No it isn't; that's what databases are.

[–] ArchRecord@lemm.ee 3 points 18 hours ago* (last edited 18 hours ago) (1 children)

That's what some databases are. Most databases you'll see today still inevitably store the whole contents of the DB within a file with its own format, metadata, file extension, etc, or store the contents of the database within a file tree.

The notion of "lock in" being used here doesn't necessarily mean that alternatives don't or can't exist, but that comparatively, investment into development, and usage, of those systems, is drastically lower.

Think of how many modern computing systems involve filesystems as a core component of their operation, from databases, to video games, to the structure of URLs, which are essentially usually just ways to access a file tree. Now think of how many systems are in use that don't utilize files as a concept.

The very notion of files as an idea is so locked-in, that we can rarely fathom, let alone construct a system that doesn't utilize them as a part of its function.

Regardless, the files example specifically wasn't exactly meant to be a direct commentary on the state of microblogging platforms, or of all technology, but more an example for analogy purposes than anything else.

What social media platforms don't have some kind of character limit?

What platforms don't use a feed?

What platforms don't use a like button?

What platforms don't have some kind of hashtags?

All of these things are locked-in, not necessarily technologically, but socially.

Would more people from Reddit have switched to Lemmy if it didn't have upvotes and downvotes? Are there any benefits or tradeoffs to including or not including the Save button on Lemmy, and other social media sites?
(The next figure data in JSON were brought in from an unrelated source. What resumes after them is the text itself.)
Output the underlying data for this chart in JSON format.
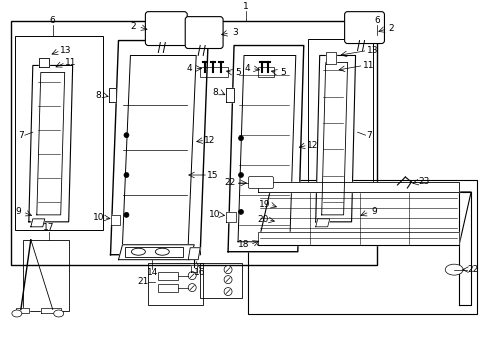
{
  "background_color": "#ffffff",
  "line_color": "#000000",
  "fig_width": 4.89,
  "fig_height": 3.6,
  "dpi": 100
}
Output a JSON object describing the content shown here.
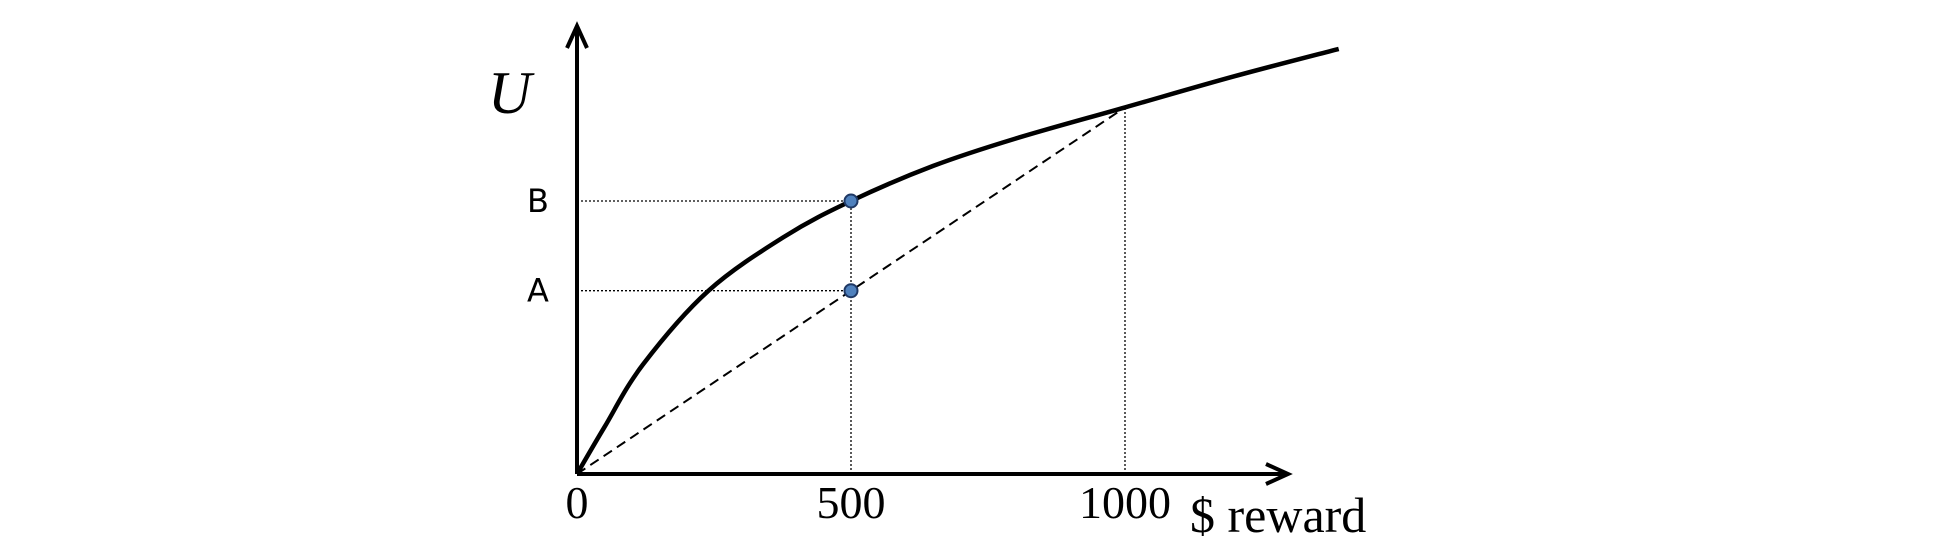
{
  "chart_data": {
    "type": "line",
    "title": "",
    "xlabel": "$ reward",
    "ylabel": "U",
    "x_ticks": [
      "0",
      "500",
      "1000"
    ],
    "xlim": [
      0,
      1390
    ],
    "ylim": [
      0,
      100
    ],
    "series": [
      {
        "style": "solid",
        "x": [
          0,
          50,
          120,
          240,
          380,
          500,
          650,
          800,
          1000,
          1200,
          1390
        ],
        "y": [
          0,
          12,
          28,
          47,
          61,
          70,
          79,
          86,
          94,
          102,
          109
        ]
      },
      {
        "style": "dashed",
        "x": [
          0,
          1000
        ],
        "y": [
          0,
          94
        ]
      }
    ],
    "points": [
      {
        "label": "B",
        "x": 500,
        "y": 70
      },
      {
        "label": "A",
        "x": 500,
        "y": 47
      }
    ],
    "guide_lines": [
      {
        "from_point": "B",
        "to": "y-axis"
      },
      {
        "from_point": "A",
        "to": "y-axis"
      },
      {
        "x": 500,
        "to": "x-axis"
      },
      {
        "x": 1000,
        "to": "x-axis"
      }
    ],
    "grid": false,
    "legend": "none",
    "colors": {
      "curve": "#000000",
      "point_fill": "#4f81bd",
      "point_stroke": "#1f3864"
    }
  }
}
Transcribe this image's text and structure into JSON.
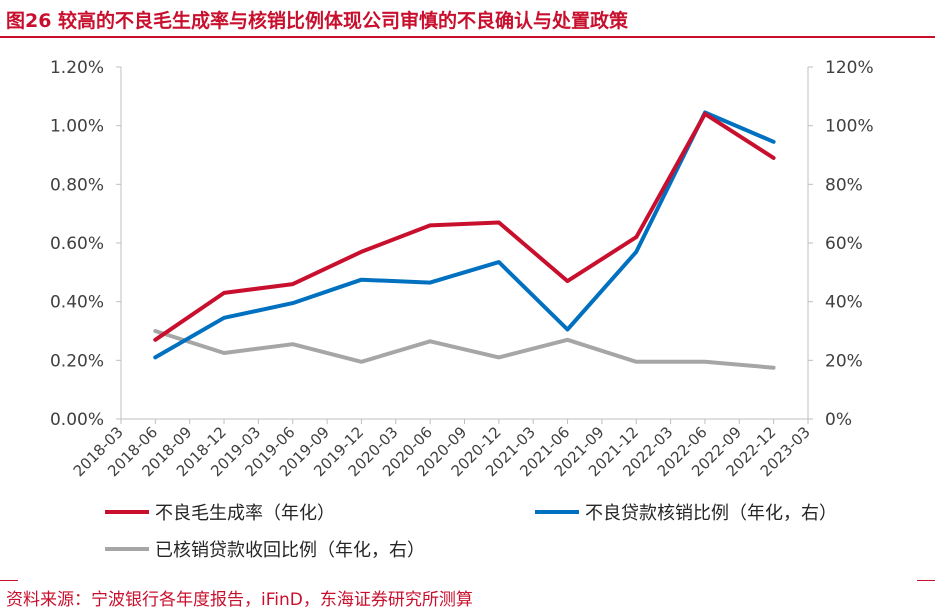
{
  "header": {
    "title": "图26 较高的不良毛生成率与核销比例体现公司审慎的不良确认与处置政策"
  },
  "footer": {
    "source": "资料来源：宁波银行各年度报告，iFinD，东海证券研究所测算"
  },
  "chart_data": {
    "type": "line",
    "title": "",
    "xlabel": "",
    "ylabel": "",
    "x_ticks": [
      "2018-03",
      "2018-06",
      "2018-09",
      "2018-12",
      "2019-03",
      "2019-06",
      "2019-09",
      "2019-12",
      "2020-03",
      "2020-06",
      "2020-09",
      "2020-12",
      "2021-03",
      "2021-06",
      "2021-09",
      "2021-12",
      "2022-03",
      "2022-06",
      "2022-09",
      "2022-12",
      "2023-03"
    ],
    "x": [
      "2018-06",
      "2018-12",
      "2019-06",
      "2019-12",
      "2020-06",
      "2020-12",
      "2021-06",
      "2021-12",
      "2022-06",
      "2022-12"
    ],
    "y_left": {
      "ticks": [
        "0.00%",
        "0.20%",
        "0.40%",
        "0.60%",
        "0.80%",
        "1.00%",
        "1.20%"
      ],
      "range": [
        0,
        1.2
      ],
      "unit": "%"
    },
    "y_right": {
      "ticks": [
        "0%",
        "20%",
        "40%",
        "60%",
        "80%",
        "100%",
        "120%"
      ],
      "range": [
        0,
        120
      ],
      "unit": "%"
    },
    "series": [
      {
        "name": "不良毛生成率（年化）",
        "axis": "left",
        "color": "#c8102e",
        "values": [
          0.27,
          0.43,
          0.46,
          0.57,
          0.66,
          0.67,
          0.47,
          0.62,
          1.04,
          0.89
        ]
      },
      {
        "name": "不良贷款核销比例（年化，右）",
        "axis": "right",
        "color": "#0070c0",
        "values": [
          21,
          34.5,
          39.5,
          47.5,
          46.5,
          53.5,
          30.5,
          57,
          104.5,
          94.5
        ]
      },
      {
        "name": "已核销贷款收回比例（年化，右）",
        "axis": "right",
        "color": "#a6a6a6",
        "values": [
          30,
          22.5,
          25.5,
          19.5,
          26.5,
          21,
          27,
          19.5,
          19.5,
          17.5
        ]
      }
    ],
    "grid": false,
    "legend_position": "bottom"
  }
}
We don't really know, because it's substantially less explored as a concept.

The very notion of federated communities on Lemmy being instance-specific, instead of, say, instances all collectively downloading and redistributing any posts to a specific keyword acting as a sort of global community not specific to any one instance, is another instance of lock-in, adapted from the fediverse's general design around instance-specific hosting and connection.
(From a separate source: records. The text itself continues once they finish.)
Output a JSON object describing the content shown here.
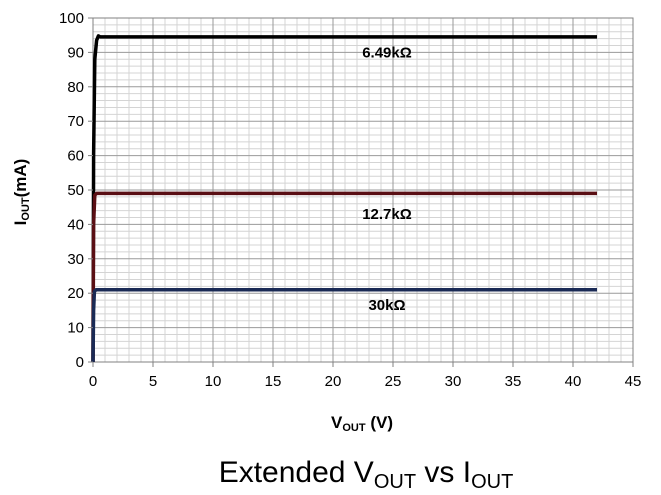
{
  "chart_data": {
    "type": "line",
    "title": "",
    "caption": {
      "main": "Extended V",
      "sub1": "OUT",
      "mid": " vs I",
      "sub2": "OUT"
    },
    "xlabel": {
      "main": "V",
      "sub": "OUT",
      "suffix": " (V)"
    },
    "ylabel": {
      "main": "I",
      "sub": "OUT",
      "suffix": "(mA)"
    },
    "xlim": [
      0,
      45
    ],
    "ylim": [
      0,
      100
    ],
    "xticks": [
      0,
      5,
      10,
      15,
      20,
      25,
      30,
      35,
      40,
      45
    ],
    "yticks": [
      0,
      10,
      20,
      30,
      40,
      50,
      60,
      70,
      80,
      90,
      100
    ],
    "grid": true,
    "series": [
      {
        "name": "6.49kΩ",
        "color": "#000000",
        "x": [
          0,
          0.05,
          0.15,
          0.3,
          0.45,
          0.6,
          1,
          42
        ],
        "y": [
          0,
          60,
          88,
          93.5,
          94.8,
          94.5,
          94.5,
          94.5
        ],
        "label_at": [
          22,
          90
        ]
      },
      {
        "name": "12.7kΩ",
        "color": "#5a0f14",
        "x": [
          0,
          0.05,
          0.15,
          0.3,
          42
        ],
        "y": [
          0,
          40,
          48.5,
          49,
          49
        ],
        "label_at": [
          22,
          43
        ]
      },
      {
        "name": "30kΩ",
        "color": "#1a2a55",
        "x": [
          0,
          0.05,
          0.12,
          0.25,
          42
        ],
        "y": [
          0,
          15,
          20.5,
          21,
          21
        ],
        "label_at": [
          22,
          16.5
        ]
      }
    ]
  }
}
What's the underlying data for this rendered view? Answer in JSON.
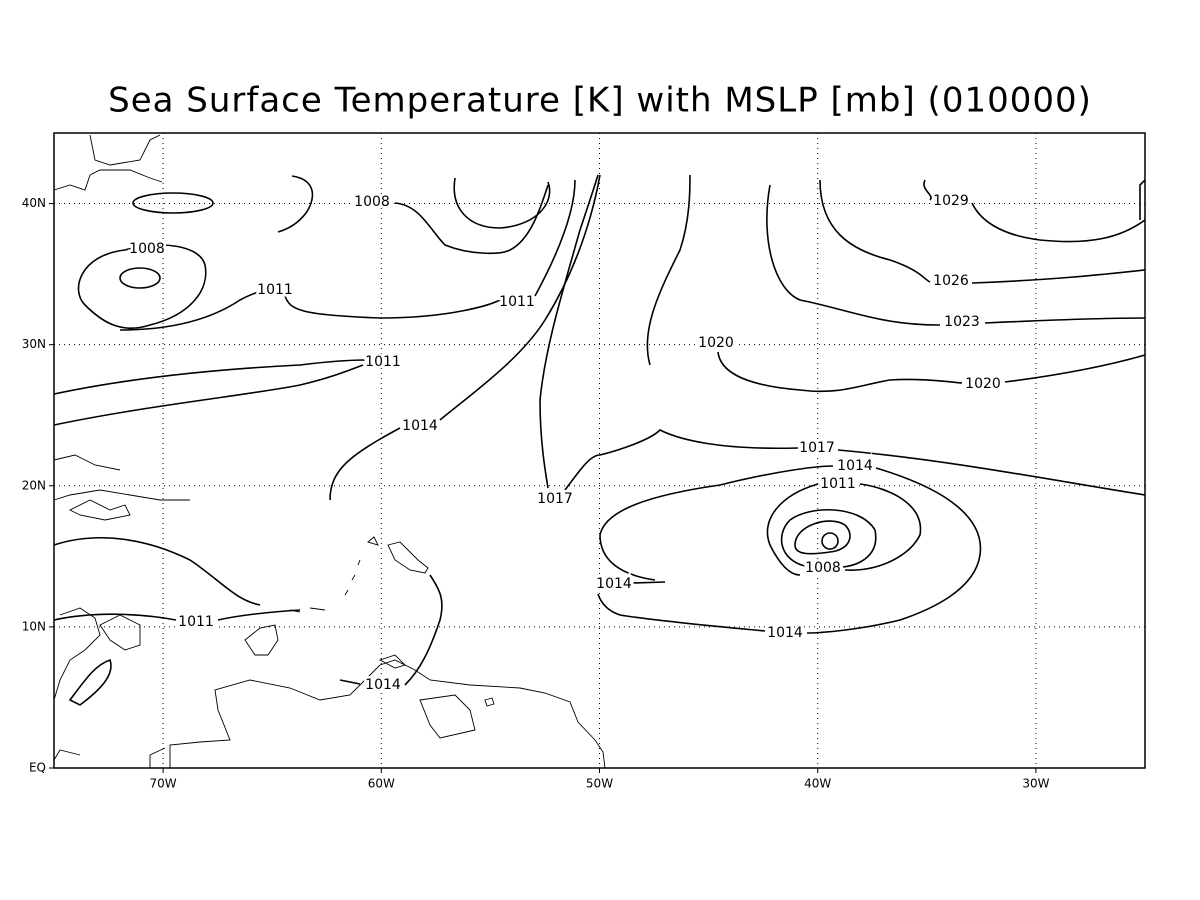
{
  "header": {
    "title": "Sea Surface Temperature [K] with MSLP [mb] (010000)"
  },
  "axes": {
    "x_labels": [
      "70W",
      "60W",
      "50W",
      "40W",
      "30W"
    ],
    "y_labels": [
      "EQ",
      "10N",
      "20N",
      "30N",
      "40N"
    ]
  },
  "contour_labels": [
    "1008",
    "1008",
    "1011",
    "1011",
    "1011",
    "1014",
    "1017",
    "1020",
    "1029",
    "1026",
    "1023",
    "1020",
    "1017",
    "1014",
    "1011",
    "1008",
    "1014",
    "1014",
    "1011",
    "1014"
  ]
}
In the world of social media, alternative platforms, such as Minus exist, that explore unique design decisions not available on other platforms, like limited total post counts, vague timestamps, and a lack of likes, but compared to all the other sites in the social media landscape, it's a drop in the bucket.

The broader point I was trying to make was just that the very way microblogging developed as a core part of social media's design means that any shift away from it likely won't actually gain traction with a mainstream audience, because of the social side of the lock-in.

[–] Drunemeton@lemmy.world 3 points 17 hours ago

Wow!

“Minus is a finite social network where you get 100 posts—for life.”

[–] nanook@friendica.eskimo.com 2 points 19 hours ago (1 children)

@grue @ArchRecord An example of a database that doesn't keep it's data in files?

[–] ArchRecord@lemm.ee 5 points 18 hours ago

I'm not a big expert on database technology, but I am aware of there being at least a few database systems ("In-Memory") that use the RAM of the computer for transient storage, and since RAM doesn't use files as a concept in the same way, the data stored there isn't exactly inside a "file," so to speak.

That said, they are absolutely dwarfed by the majority of databases, which use some kind of file as a means to store the database, or the contents within it.

Obviously, that's not to say using files is bad in any way, but the possibilities for how database software could have developed, had we not used files as a core computing concept during their inception, are now closed off. We simply don't know what databases could have looked like, because of "lock-in."